The get_xid functions in mt_adaptor.c/st_adaptor.c return a 32 bit signed integer that is initialized to the current unix epoch timestamp on startup.
This counter will eventually wrap around, which is not a problem per se, since the client does not expect XID values to monotonically increase: It just verifies that replies to operations come back in order by checking the XID of a request received against the next XID expected. (zookeeper.c:zookeeper_process).
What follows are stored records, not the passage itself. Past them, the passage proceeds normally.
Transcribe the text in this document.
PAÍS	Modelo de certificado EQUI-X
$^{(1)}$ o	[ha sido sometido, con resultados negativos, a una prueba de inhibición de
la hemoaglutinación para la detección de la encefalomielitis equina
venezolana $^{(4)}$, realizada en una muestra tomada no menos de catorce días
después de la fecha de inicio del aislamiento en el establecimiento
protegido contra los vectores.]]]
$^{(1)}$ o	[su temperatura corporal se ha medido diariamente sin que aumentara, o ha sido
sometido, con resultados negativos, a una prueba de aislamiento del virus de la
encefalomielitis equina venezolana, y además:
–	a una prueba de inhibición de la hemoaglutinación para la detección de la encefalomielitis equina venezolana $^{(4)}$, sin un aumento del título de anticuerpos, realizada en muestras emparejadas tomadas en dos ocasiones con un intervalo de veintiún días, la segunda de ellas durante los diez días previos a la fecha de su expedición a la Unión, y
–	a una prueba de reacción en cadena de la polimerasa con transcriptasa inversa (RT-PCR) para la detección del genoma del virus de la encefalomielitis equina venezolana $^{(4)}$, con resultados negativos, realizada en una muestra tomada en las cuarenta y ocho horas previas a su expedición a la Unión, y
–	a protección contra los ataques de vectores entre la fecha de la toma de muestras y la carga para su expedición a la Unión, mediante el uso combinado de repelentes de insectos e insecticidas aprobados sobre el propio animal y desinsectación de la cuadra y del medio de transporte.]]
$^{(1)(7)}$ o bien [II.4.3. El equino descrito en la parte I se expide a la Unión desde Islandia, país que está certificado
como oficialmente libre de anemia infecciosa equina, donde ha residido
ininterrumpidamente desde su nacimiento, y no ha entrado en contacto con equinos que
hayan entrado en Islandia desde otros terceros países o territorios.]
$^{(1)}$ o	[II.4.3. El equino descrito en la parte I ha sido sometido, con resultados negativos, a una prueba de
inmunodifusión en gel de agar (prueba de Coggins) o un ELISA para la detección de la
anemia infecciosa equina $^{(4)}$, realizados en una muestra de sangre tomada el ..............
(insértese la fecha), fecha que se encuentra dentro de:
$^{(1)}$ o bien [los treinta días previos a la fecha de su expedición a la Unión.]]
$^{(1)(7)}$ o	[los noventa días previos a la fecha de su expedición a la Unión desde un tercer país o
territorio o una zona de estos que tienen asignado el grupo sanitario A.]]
However, after a wrap-around the XID values will eventually collide with the reserved XIDs ad defined in zk_adaptor.h:
- The first collision will be with SET_WATCHES_XID (-8): The reply to the request that happens to get tagged with -8 will be misinterpreted as a reply to SET_WATCHES. This causes the client to see a connection timeout.
- The next collision will be with AUTH_XID (-4): At that point the client will segfault, when mis-interpreting the reply:
#0 0x0000000000407645 in auth_completion_func (zh=0x61d010, rc=0) at src/zookeeper.c:1823
#1 zookeeper_process (zh=zh@entry=0x61d010, events=<optimized out>) at src/zookeeper.c:2896
#2 0x000000000040c34c in do_io (v=0x61d010) at src/mt_adaptor.c:451
#3 0x00007ffff7bc8dc5 in start_thread () from /lib64/libpthread.so.0
#4 0x00007ffff75f573d in clone () from /lib64/libc.so.6
I hit this with a busy C client that runs for a very long time (months). Also, when a client spins in a tight loop trying to submit more operations even for a short period of time after a connection loss the xid values will increment very fast.
To avoid introducing any additional locking, this can be solved by just masking out the MSB in the xid returned by get_xid. Effectively this prevents the returned XID from ever going negative.
To avoid a race when the static xid variable hits -1 eventually after a wrap, around, I propose to not initialize xid with the result of time(0) on startup. This is not needed. This also means that the get_xid function in mt_adapter.c no longer needs to be flagged as constructor.
Proposed patch is attached.
I ran into this on zookeeper 3.5.4 but other versions are likely affected as well.